Sel Penjaraku - Chapter 17
Bab 17: Hari yang Tenang 3
## Bab 17: Hari yang Tenang 3
“Penjara portabel, menampung organisme: 1/1, maks.”
Sampai ukuran penjara diperbesar atau organisme inang yang ada dilepaskan secara sukarela, kemampuan untuk menampung mereka tidak dapat diaktifkan.
Sampai batas tertentu, makhluk yang dilindungi itu mematuhi perintah yang diberikan oleh subjeknya.
Namun, mereka akan sangat menentang perintah yang bertentangan dengan keyakinan mereka, dan akan menurunkan ‘suasana hati’ mereka.

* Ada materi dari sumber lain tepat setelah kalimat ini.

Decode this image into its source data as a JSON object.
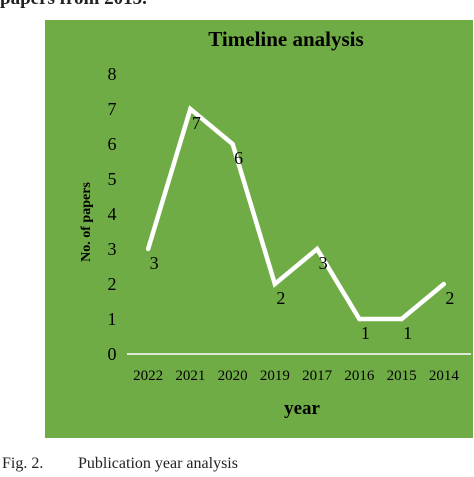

Pastikan untuk selalu memperhatikan ‘suasana hati’ subjek; jika suasana hatinya berada di bawah nilai yang baik dalam jangka waktu yang lama, ia mungkin akan memberontak dan bahkan kehilangan kemampuannya untuk tetap bertahan.
Dengan berakhirnya perintah sistem.
Chen Li di dalam sel membuka matanya.
Saya menduga Chen Li akan panik karena berada di dalam sel.
Siapa sangka dia tersenyum, sama sekali tidak merasa jijik dengan penjara yang dingin dan gelap ini.
Saat tentakel-tentakel itu mengakses bagian belakang kepalanya, sebuah pesan bawah sadar tentang ‘rumah’ ditanamkan di dalamnya.
Hal ini membuat masa tinggal Chen Li di penjara justru memberinya perasaan seperti di rumah.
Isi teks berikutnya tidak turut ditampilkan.